Сердце Шэма забилось так
сильно, что у него даже перехватило горло. Спасительница, оказавшаяся вовсе не
спасительницей, посмотрела на него, ее взгляд стал жестким, рука тяжелее легла
на его плечо. Тот, видя, что все пути к деликатному отступлению отрезаны,
избрал ту единственную дорогу, которая еще оставалась для него открытой. Он изо
всех сил наступил женщине на ногу.
Она взвыла, и заматерилась, и
запрыгала на одной ноге, и заорала во все горло, а незнакомец позади них уже
припустил в погоню за Шэмом. Бегал он быстро. Полы его пальто так и хлопали за
ним на ветру.
Шэм бежал. Распахнул на ходу
рубашку, выпустил Дэйби.
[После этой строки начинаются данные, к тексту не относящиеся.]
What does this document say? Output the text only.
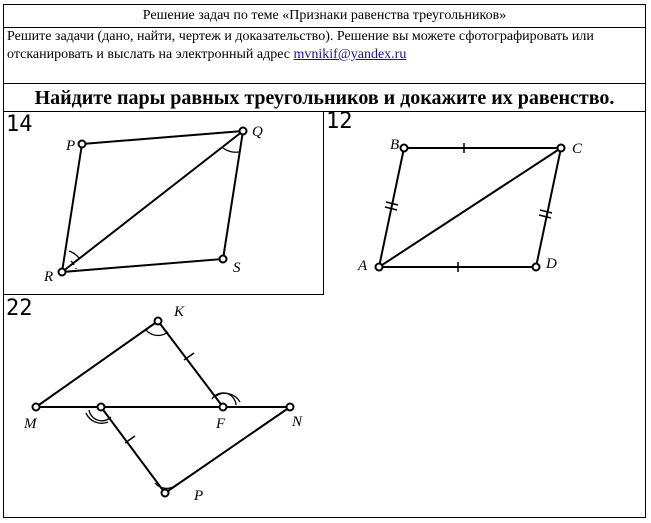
Решение задач по теме «Признаки равенства треугольников»
Решите задачи (дано, найти, чертеж и доказательство). Решение вы можете сфотографировать или отсканировать и выслать на электронный адрес mvnikif@yandex.ru
Найдите пары равных треугольников и докажите их равенство.
14	12
22
P
Q
R
S
B	C
A	D
K
M	F	N
P
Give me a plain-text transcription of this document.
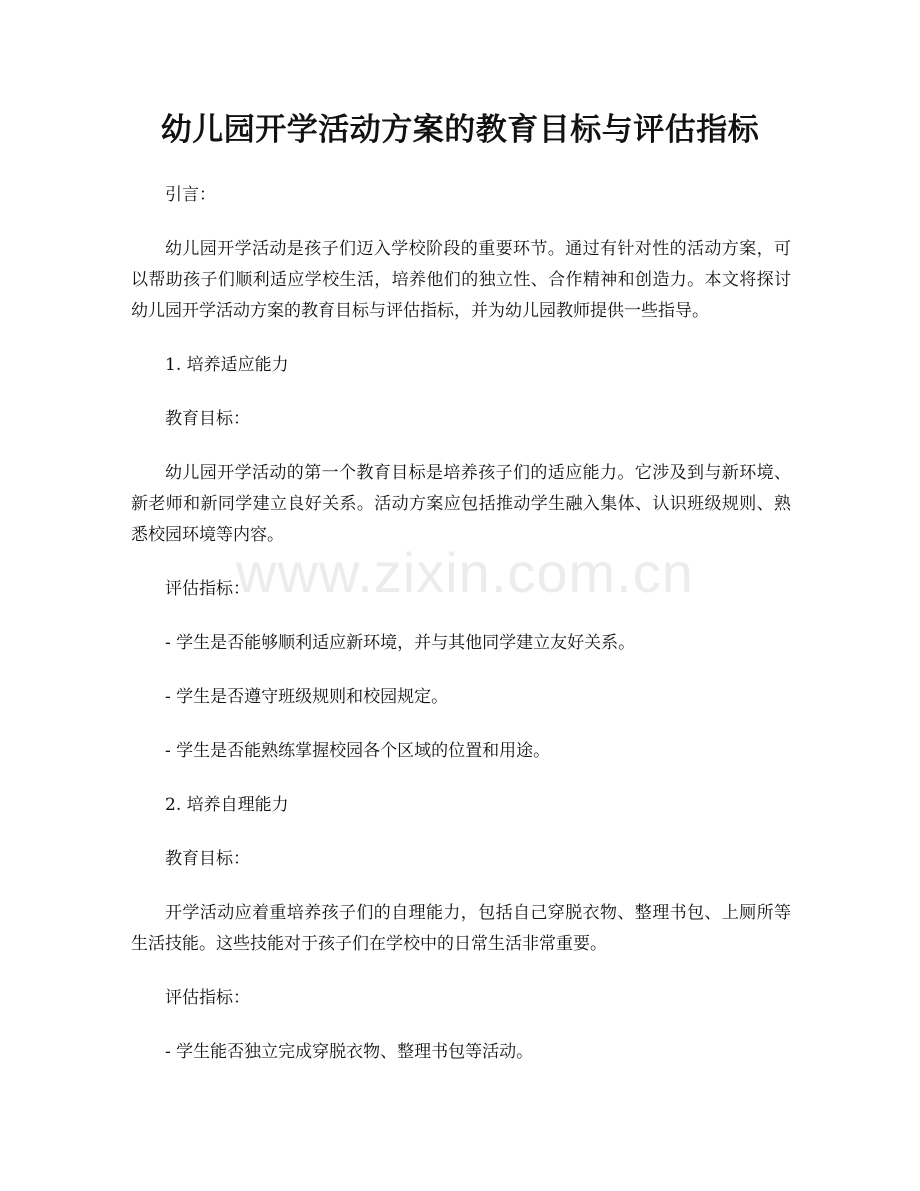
幼儿园开学活动方案的教育目标与评估指标

引言：

幼儿园开学活动是孩子们迈入学校阶段的重要环节。通过有针对性的活动方案，可以帮助孩子们顺利适应学校生活，培养他们的独立性、合作精神和创造力。本文将探讨幼儿园开学活动方案的教育目标与评估指标，并为幼儿园教师提供一些指导。

1. 培养适应能力

教育目标：

幼儿园开学活动的第一个教育目标是培养孩子们的适应能力。它涉及到与新环境、新老师和新同学建立良好关系。活动方案应包括推动学生融入集体、认识班级规则、熟悉校园环境等内容。

评估指标：

- 学生是否能够顺利适应新环境，并与其他同学建立友好关系。

- 学生是否遵守班级规则和校园规定。

- 学生是否能熟练掌握校园各个区域的位置和用途。

2. 培养自理能力

教育目标：

开学活动应着重培养孩子们的自理能力，包括自己穿脱衣物、整理书包、上厕所等生活技能。这些技能对于孩子们在学校中的日常生活非常重要。

评估指标：

- 学生能否独立完成穿脱衣物、整理书包等活动。

www.zixin.com.cn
Бесстрашная мышь бросилась на преследователя, но того,
в отличие от недавних хулиганов, так просто было не напугать. Отмахнувшись от
Дэйби, он продолжал бежать, догоняя Шэма.
— Вверх! — заорал
Шэм. — Улетай! — Он замахал руками, и мышь скрылась.
Если бы все решала только
скорость, то Шэм уже через пару минут был бы пойман и скручен. Но в него словно
вселились духи всех мальчишек, за которыми когда-либо гнались по улицам
взрослые, преследуя нечистые или неправедные цели. Он принял в себя их техники
справедливого ускользания. Не слишком быстрый от природы, он петлял, как заяц,
спасающийся от травли, перебирался через невысокие заборы с непреклонной
решимостью и энергией того, кто вознамерился во что бы то ни стало избежать
суда неправедного, пока, наконец, не достиг людной улицы, где еще гомонили
прохожие и торговцы и сигналили автомобили, а там доблестно бросился под
колесный экипаж с низкой посадкой у обочины. И затих. Даже дыхание затаил.
«Дэйби, — думал он,
яростно стараясь дотянуться до нее мыслью, — не подлетай».
Среди многочисленных ног,
ритмично выстукивающих по мостовым и тротуарам города, среди скрежета колес,
меж любопытных кошачьих и собачьих носов, Шэм увидел два черных тяжелых ботинка
— они остановились прямо посреди улицы. Замерли. Повернулись. Сделали несколько
шагов в одном направлении, в другом, в третьем. Туда и направились. Едва
башмаки скрылись из виду, Шэм перевел дух, подтянулся и вылез из-под телеги.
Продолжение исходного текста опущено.